Ridley is a British police procedural drama created and written by Paul Matthew Thompson, a screenwriter on the police drama Vera, and Jonathan Fisher. The series is co-produced by Adrian Dunbar, who also stars as the title character.

The first of four feature-length mysteries aired on ITV on 28 August 2022. Filming took place on location, mainly in rural areas in the north of England in Lancashire, the Yorkshire Dales and on the Pennine moors, with some scenes set in Bolton. A second series was commissioned in 2023 and began airing in the United States starting Sunday, 15 September 2024 and aired in UK on ITV from Sunday 10 August 2025.

==Premise==
Alex Ridley (Adrian Dunbar) is a former detective inspector who is brought back in as a consultant some eighteen months after an early retirement, due to a nervous breakdown from having to come to terms with the loss of his wife and daughter in a house fire. He spends some of his retirement time as a pianist and singer in a jazz club of which he is a co-owner, and some episodes end with him singing.

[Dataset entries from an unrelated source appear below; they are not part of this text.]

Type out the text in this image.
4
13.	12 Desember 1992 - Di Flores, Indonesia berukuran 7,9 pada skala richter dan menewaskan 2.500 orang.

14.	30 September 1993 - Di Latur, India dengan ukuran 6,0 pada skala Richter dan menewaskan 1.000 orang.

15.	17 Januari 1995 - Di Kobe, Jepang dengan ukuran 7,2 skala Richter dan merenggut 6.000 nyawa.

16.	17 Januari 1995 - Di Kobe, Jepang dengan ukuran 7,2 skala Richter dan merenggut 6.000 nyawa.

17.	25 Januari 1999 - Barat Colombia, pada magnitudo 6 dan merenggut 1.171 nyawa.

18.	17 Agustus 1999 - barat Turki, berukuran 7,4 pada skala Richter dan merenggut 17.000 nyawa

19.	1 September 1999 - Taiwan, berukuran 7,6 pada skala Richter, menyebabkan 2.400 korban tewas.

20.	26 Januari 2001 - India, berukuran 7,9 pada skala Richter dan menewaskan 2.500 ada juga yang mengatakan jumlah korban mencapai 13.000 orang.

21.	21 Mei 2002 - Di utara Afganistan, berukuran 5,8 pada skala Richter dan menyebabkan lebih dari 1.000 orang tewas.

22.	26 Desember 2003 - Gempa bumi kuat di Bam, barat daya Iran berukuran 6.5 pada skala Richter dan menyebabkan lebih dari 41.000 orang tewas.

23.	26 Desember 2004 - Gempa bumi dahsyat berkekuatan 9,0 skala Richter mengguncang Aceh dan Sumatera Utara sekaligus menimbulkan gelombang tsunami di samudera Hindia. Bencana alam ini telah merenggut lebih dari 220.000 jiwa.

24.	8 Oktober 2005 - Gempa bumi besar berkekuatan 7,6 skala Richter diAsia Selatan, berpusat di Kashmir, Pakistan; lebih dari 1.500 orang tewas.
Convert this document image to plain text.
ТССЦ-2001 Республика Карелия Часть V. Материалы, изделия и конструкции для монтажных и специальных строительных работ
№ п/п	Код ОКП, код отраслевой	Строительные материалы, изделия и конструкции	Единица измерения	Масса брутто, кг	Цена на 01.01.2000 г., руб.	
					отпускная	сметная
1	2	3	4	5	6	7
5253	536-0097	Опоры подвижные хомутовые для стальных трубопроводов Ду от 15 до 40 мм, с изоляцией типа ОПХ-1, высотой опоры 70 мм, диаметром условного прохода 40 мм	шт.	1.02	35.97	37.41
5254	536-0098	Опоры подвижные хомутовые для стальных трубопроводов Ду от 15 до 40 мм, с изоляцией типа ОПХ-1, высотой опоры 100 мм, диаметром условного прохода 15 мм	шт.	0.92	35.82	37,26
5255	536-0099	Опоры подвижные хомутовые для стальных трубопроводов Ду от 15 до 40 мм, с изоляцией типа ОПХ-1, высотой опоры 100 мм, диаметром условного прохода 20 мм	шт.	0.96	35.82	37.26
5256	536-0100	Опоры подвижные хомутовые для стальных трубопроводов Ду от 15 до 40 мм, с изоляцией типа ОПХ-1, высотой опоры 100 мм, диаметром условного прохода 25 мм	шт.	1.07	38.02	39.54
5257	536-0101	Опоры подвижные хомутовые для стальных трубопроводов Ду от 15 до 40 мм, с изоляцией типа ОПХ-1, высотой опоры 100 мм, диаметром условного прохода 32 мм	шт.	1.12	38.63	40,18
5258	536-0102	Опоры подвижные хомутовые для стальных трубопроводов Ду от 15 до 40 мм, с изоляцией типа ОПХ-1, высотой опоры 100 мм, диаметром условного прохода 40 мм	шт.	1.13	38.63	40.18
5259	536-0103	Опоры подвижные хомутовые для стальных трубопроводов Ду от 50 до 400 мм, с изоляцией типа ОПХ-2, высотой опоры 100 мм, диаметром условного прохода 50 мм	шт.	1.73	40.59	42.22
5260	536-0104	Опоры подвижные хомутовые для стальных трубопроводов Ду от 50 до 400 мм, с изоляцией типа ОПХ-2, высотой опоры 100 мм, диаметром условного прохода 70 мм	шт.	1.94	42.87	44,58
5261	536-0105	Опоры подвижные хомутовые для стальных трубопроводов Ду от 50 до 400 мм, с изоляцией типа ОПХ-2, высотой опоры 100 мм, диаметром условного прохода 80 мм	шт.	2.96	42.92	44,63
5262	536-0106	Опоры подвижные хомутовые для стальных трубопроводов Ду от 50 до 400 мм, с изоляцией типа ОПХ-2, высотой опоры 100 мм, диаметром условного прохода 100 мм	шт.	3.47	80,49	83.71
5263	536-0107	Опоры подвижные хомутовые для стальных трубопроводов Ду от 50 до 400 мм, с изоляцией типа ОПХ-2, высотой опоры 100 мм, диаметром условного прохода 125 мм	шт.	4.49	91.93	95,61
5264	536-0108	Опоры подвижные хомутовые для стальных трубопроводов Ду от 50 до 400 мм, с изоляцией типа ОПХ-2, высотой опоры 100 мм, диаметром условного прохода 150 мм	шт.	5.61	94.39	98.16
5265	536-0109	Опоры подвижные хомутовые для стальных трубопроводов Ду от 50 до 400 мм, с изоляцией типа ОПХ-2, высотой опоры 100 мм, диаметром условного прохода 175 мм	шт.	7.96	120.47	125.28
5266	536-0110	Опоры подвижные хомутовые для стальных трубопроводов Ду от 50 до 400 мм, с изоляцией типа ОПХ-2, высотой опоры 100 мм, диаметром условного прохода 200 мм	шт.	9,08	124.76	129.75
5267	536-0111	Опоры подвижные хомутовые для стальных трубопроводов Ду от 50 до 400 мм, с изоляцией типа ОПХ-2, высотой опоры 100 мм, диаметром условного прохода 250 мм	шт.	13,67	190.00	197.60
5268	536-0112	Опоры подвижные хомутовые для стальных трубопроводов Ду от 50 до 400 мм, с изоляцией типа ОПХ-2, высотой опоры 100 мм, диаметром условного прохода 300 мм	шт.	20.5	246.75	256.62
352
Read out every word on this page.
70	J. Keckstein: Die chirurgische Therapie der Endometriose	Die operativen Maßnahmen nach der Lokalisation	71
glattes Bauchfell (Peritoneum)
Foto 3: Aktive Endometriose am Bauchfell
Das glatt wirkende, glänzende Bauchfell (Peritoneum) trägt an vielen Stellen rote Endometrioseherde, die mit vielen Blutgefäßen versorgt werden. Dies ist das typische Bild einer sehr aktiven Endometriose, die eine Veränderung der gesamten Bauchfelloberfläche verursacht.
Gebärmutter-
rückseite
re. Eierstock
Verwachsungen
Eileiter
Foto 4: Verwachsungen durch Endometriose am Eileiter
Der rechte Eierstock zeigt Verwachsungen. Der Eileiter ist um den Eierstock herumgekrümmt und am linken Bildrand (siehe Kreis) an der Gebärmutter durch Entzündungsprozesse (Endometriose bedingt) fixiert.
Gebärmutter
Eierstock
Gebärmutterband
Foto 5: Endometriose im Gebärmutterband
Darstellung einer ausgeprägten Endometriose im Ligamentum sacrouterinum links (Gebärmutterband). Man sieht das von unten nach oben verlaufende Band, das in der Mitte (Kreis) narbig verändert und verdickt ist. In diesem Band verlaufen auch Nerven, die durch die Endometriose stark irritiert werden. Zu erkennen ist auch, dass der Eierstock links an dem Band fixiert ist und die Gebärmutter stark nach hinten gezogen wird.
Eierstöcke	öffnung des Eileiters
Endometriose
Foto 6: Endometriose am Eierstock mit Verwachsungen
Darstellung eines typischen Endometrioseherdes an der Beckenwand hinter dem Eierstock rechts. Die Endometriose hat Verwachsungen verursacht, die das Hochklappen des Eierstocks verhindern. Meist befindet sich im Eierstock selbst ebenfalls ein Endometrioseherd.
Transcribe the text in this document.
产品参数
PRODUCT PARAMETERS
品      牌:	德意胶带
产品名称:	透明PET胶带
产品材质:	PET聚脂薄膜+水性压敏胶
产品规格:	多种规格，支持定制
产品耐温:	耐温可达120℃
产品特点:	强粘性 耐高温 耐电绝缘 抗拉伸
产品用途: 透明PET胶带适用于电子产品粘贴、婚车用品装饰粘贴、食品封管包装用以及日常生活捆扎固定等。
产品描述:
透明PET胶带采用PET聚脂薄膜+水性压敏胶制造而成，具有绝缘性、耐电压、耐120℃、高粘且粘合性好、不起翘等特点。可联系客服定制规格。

He assists former colleague Carol Farman (Bronagh Waugh), newly promoted to detective inspector.

==Cast==
===Main===
- Adrian Dunbar as Alex Ridley, a retired detective inspector, now serving as a police consultant
- Bronagh Waugh as DI Carol Farman, team leader and Ridley's former protege
- Terence Maynard as DCI Paul Goodwin, Farman's boss
- Georgie Glen as Wendy Newstone, police pathologist and chief forensics officer
- George Bukhari as DC Darren Lakhan, a junior detective on Farman's team
- Julie Graham as Annie Marling, owner of the jazz club and a close friend of Ridley
- Bhavna Limbachia as Geri Farman, Carol's wife

===Supporting===
- Aidan McArdle as Michael Flannery, a convicted criminal who murdered Ridley's wife and daughter
- Jacquetta May as Kate Ridley, Ridley's wife, who died in the house fire (in flashbacks)
- Kitty Watson as Ella Ridley, Ridley's daughter, who also died in the house fire (in flashbacks)
- Tareq Al-Jeddal as Jack Farman, Carol and Geri's teenaged son

==Episodes==
===Series 1 (2022)===

| No. overall | No. in series | Title | Directed by | Written by | Original release date | UK viewers (millions) |
| 1 | 1 | "The Peaceful Garden" | Bryn Higgins | Jonathan Fisher and Paul Matthew Thompson | August 28, 2022 | N/A |
Tasked with solving a complex crime, Ridley investigates the murder of a sheep farmer, and the connections with the disappearance of a young child many years previously, and a convicted sex offender.
| 2 | 2 | "Hospitality" | Noreen Kershaw | Jonathan Fisher and Paul Matthew Thompson | September 4, 2022 | N/A |
Ridley is asked to help with an investigation when the body of a young woman is discovered buried on the moors.
| 3 | 3 | "Swansong" | Paul Gay | Julia Gilbert | September 11, 2022 | N/A |
Ridley agrees to help find the brother of a jazz singer who went missing 40 years ago, but the murder of a woman appears to be connected to the case.
| 4 | 4 | "The Numbered Days" | Paul Gay | Jonathan Fisher and Paul Matthew Thompson | September 18, 2022 | N/A |
Ridley investigates when a man falls to his death from a balcony.

===Series 2 (2024)===

| No. overall | No. in series | Title | Directed by | Written by | Original release date | UK viewers (millions) |
| 5 | 1 | "A Sleeping Tiger" | Noreen Kershaw | Paul Matthew Thompson | September 15, 2024 | 3.94 |
September 23, 2024
Ridley investigates a jewellery heist that turns into a murder case.
| 6 | 2 | "The Hollow Tree" | Isher Sahota | Julia Gilbert | September 29, 2024 | N/A |
October 6, 2024
Ridley is asked to get involved when a decomposed body is discovered in the depths of Hawsley Wood.
| 7 | 3 | "Fool for Love" | Paul Gay | Michael Bhim | October 13, 2024 | N/A |
October 20, 2024
Ridley and the team investigate when a man is shot dead during a rave.
| 8 | 4 | "The Memory Jar" | Noreen Kershaw | Paul Matthew Thompson | October 27, 2024 | N/A |
November 3, 2024
Ridley and the team are in a race against time when a local wife and mother goes missing in a picturesque village.